Here is an comprehensive and complicated graph I found in a blog -Visualizing memory management in V8 Engine:

Put aside of the complication first and let's look at how is the memory allocated when running a simple piece of code like this:



const newVar = 23;
let myNumber = newVar;
myNumber += 1;
const myString = 'abcd';
const myArray = [];

The final memory allocation will look like this (from blog JavaScript’s Memory Model):

The static values like number and string are pushed directly into the Stack memory space in order, while the object value is stored into Heap memory, and its Heap memory address is pushed into the Stack. This is generally how Stack and Heap divide the work.

The stack memory

The stack memory (or we often call it call stack) is pretty straight forward. The engine pushes static value in when it runs a line of code declaring new stuffs. If it enters a code block (basically those code wrapped by {}), it may form a stack frame for the declarations inside.

Once the engine finishes running a code block, it pops out the value or the frame to free up the memory space.

(GIF from blog Demystifying memory management in modern programming languages)

Since the nature of the call stack will clear itself, the memory consumption of the call stack is usually not a concern though its space is limited. Unless you've written some function iterating code like I did in my blog Divide and conquer could be tricky in JS - tricks of avoiding maximum call stacks.

To understand further about how Stack and Heap work together, I found this deck is really helpful: https://speakerdeck.com/deepu105/v8-memory-usage-stack-and-heap.

The heap memory

The heap memory stores dynamic data that may change anytime while code is running, and the data may refer to each other. It could be a chaos graph. As a result, in order to know whether a part of memory is still under usage, the engine have to traverse from a set of roots to figure out the the relationship.

Traversing a graph and a potentially giant graph is much much slower than simply push/pop a stack. Therefore, the garbage collection methodologies kick in and play the critical roles in the engine.

I found these methodologies are incredibly interesting.

In V8, the garbage collector is named Orinoco. It divides the heap memory space into 2 regions: young generation and old generation.

This design is based on a generational hypothesis:

In most cases, young objects are much more likely to die than old objects

And the young/old generation take different strategies.

The minor GC for the young generation applies a much faster but space consuming algorithm called Scavenge. V8 allocates much smaller space for the young generation and hence the algorithm runs much more frequently.

The major GC for the old generation applies a slower Mark-Sweep-Compact, and introduced various other methods to compensate for the issues caused by its slowness.

Scavenge of the minor GC (young generation)

The minor GC for the young generation applies a much faster but space consuming algorithm called Scavenge.

It's space consuming as it makes the young generation space split evenly into a from-space and to-space:

(Graph from Trash Talk)

And the process of Scavenge looks like this:

The garbage collection process only starts when a new object comes in and find no more place for it in the from-space.
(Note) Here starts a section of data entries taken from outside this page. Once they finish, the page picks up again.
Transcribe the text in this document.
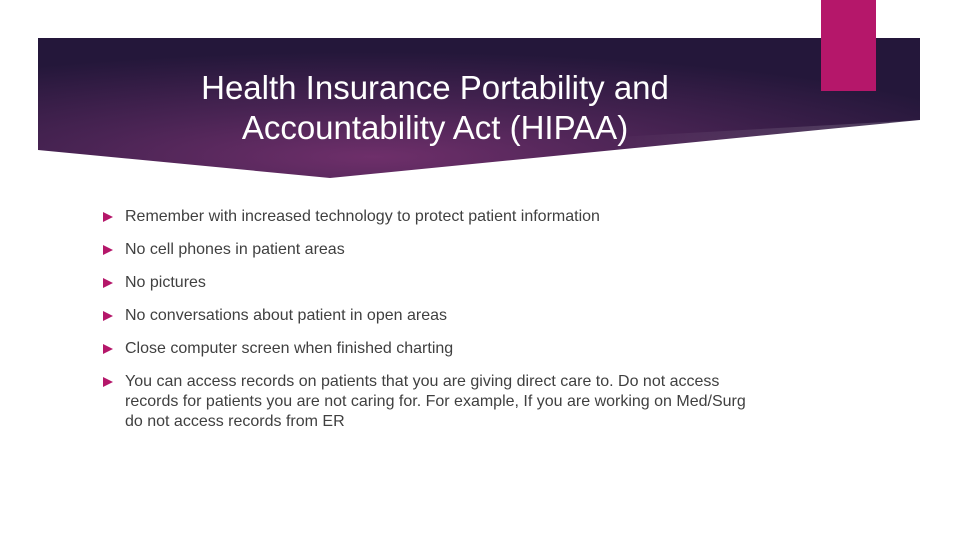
Health Insurance Portability and Accountability Act (HIPAA)
Remember with increased technology to protect patient information
No cell phones in patient areas
No pictures
No conversations about patient in open areas
Close computer screen when finished charting
You can access records on patients that you are giving direct care to. Do not access records for patients you are not caring for. For example, If you are working on Med/Surg do not access records from ER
Then it traverses a old-to new root set to figure out whether the object is still alive and whether it has been survived from the last round.

If the object is no longer used, leave it there. If it is still alive and has been survived from the garbage collecting twice, then it will be copied into the old generation. Otherwise, it will be copied into to-space.

Once traversing finished, simply swap the to-space and from-space and update the wrting pointer of the "new" to-space to the start to drop everything left behind.

For this old-to-new root set, I haven't yet dig further to understand completely. According to Trash Talk, it is a small subset maintained by V8's write barriers - the piece of code triggers when Javascript tries to update any object value, which is another long story... V8 has done a lot of other things in the write barriers to assist with the performance improvements according to Concurrent marking in V8.

Mark-Sweep-Compact of the major GC (old generation)

The major GC for the old generation applies Mark-Sweep-Compact.

Mark-Sweep

The original and naive Mark-Sweep simply traverses the the whole heap graph to mark the objects still alive and then another walk through of the memory space to remove those not alive any more.

(GIF from Wiki Tracing garbage collection)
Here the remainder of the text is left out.